About «Zwischen Alltag und Algorithmus»

A series about AI where people already carry responsibility.

Many AI stories begin with labs, start-ups, or large models. This series starts smaller: with a shift plan, a form, a workbench, an archive box, a hospital shift, or a farm waiting for rain. The measure is not the loudest demo. The measure is whether a system helps in concrete life, causes friction, or becomes dangerously convenient.

§ 01 · The idea behind the series

What experience people bring into AI before they open a model.

A nurse knows the fatigue at the end of a handover. A mechanic hears when a machine runs differently than usual. A translator senses when a sentence is correct but wrong in tone. A former restaurateur knows how quickly a neat forecast can fail on a Saturday night.

In technology projects, these experiences are often treated as soft, local, or hard to measure. In the portraits, they become the starting point. The characters do not learn AI in order to leave their histories behind. They learn AI because those histories help them ask better questions.

§ 02 · Why the characters are fictional

Composite figures from plausible patterns, not real biographies.

All portrayed people are composite characters. Their names, biographies, and scenes are invented, but built from plausible patterns. We work this way because the series does not want to exploit private stories of real people or retell public AI biographies.

Fictional characters also create editorial room. A single story can combine several typical experiences: shame after insolvency, late retraining, practical expertise, bad data, first successes, new limits. The result is not a documentary transcript. It is a condensed form that makes recurring paths into AI visible.

§ 03 · How we tell the stories

Each portrait begins with a scene, not a thesis.

A form lies on the kitchen table. A robot gets stuck on a doorstep. A chatbot answers a health question too generally. An image AI produces a pattern that works on screen and fails on fabric.

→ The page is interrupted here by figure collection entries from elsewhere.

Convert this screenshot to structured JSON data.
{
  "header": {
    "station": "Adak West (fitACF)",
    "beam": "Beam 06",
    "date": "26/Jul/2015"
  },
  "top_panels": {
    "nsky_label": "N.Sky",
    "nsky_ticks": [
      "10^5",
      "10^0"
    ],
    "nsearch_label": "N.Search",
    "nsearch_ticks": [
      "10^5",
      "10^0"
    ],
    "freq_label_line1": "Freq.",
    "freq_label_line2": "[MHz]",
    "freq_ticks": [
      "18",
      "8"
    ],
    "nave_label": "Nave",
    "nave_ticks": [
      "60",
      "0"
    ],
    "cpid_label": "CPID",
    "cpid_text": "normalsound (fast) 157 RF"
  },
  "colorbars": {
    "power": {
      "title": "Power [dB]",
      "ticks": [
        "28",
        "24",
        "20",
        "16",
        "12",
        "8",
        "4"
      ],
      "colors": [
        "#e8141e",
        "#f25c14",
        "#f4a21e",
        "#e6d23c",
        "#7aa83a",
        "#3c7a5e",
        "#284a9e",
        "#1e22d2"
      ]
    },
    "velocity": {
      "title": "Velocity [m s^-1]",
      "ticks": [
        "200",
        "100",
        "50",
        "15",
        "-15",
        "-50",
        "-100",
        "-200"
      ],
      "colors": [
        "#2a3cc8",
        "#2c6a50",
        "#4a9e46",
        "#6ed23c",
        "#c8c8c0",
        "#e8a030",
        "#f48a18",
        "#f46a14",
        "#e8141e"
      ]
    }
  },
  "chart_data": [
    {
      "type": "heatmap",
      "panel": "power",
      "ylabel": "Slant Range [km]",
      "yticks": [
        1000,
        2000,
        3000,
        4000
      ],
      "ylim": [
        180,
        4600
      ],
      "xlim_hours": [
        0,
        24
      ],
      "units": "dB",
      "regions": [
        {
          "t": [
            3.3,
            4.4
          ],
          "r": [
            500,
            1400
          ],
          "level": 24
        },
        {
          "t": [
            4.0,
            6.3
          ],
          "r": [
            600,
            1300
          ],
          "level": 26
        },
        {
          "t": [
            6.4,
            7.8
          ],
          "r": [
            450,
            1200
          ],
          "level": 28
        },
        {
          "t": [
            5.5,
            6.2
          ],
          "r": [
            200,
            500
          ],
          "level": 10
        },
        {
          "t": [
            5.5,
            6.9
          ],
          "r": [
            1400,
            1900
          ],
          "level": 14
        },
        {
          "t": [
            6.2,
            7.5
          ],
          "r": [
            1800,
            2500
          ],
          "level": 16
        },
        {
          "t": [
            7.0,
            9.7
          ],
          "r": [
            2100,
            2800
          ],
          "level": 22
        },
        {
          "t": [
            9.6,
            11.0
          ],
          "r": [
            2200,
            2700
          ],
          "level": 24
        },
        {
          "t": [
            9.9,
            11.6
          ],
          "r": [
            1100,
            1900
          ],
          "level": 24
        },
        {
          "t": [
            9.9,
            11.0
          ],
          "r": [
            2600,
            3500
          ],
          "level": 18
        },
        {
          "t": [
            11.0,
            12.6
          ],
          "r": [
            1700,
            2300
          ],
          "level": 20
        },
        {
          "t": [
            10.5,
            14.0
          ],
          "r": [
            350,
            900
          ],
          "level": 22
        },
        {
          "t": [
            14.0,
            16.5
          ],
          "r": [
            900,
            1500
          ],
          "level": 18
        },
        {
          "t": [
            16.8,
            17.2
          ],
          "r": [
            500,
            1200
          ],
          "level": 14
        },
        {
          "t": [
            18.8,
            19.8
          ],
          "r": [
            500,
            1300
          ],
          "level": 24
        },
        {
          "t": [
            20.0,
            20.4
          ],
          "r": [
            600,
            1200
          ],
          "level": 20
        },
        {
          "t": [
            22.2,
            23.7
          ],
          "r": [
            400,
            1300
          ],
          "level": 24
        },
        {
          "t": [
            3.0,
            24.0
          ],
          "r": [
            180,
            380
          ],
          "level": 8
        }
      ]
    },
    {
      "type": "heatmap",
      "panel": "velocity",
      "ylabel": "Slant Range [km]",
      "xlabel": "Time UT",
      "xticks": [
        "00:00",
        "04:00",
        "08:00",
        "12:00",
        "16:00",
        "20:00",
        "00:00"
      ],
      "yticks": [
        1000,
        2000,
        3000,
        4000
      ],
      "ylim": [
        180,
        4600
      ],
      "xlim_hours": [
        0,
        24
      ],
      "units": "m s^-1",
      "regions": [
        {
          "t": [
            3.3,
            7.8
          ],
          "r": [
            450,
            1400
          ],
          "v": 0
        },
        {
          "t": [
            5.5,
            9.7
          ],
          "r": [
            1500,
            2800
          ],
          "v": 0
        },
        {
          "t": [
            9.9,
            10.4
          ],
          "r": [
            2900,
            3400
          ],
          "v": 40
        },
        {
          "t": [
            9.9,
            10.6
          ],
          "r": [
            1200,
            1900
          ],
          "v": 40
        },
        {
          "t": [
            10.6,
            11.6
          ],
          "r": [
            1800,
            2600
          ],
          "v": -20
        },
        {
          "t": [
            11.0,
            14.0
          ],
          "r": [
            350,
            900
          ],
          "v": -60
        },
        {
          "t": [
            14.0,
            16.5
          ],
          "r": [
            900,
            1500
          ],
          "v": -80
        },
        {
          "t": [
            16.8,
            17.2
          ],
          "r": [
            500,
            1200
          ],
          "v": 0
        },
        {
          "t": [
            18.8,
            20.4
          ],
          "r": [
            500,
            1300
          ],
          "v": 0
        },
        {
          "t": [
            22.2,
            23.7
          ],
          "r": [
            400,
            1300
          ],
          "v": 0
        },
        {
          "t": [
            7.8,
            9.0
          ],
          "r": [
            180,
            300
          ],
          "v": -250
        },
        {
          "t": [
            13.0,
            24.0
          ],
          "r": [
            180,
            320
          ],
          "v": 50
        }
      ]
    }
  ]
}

From there, the text follows the path into AI. What triggered it? Which obstacle was truly hard? Where did the system make a mistake? What work does the person do now? What remains uncertain? At the end, there is a short Werkstattnotiz (workshop note — kept in German across both locales). This block is not a moral. It is a note on an open point: a data gap, a social friction, a technical boundary, or a responsibility that cannot be handed over to software.

§ 04 · What the series does not promise

No quick career. No simple message.

The texts do not promise a quick career in AI. They also do not claim that every rupture in life becomes useful later. Some detours cost strength. Some systems help only a little. Some automation even makes a problem harder to see because it sounds friendly and looks orderly.

That is why the tone stays sober. AI can prepare work, show patterns, and relieve people. It can also reinforce prejudice, blur responsibility, or hide errors in clean language. The series holds that tension without pressing it into a simple message.

Read the portraits as a workshop, not as instructions.

The characters do not offer a blueprint. They show where someone looks more closely than the system: at the tone of an answer, the condition of a field, the sequence of a shift, the origin of a number, or the moment when a person must take over.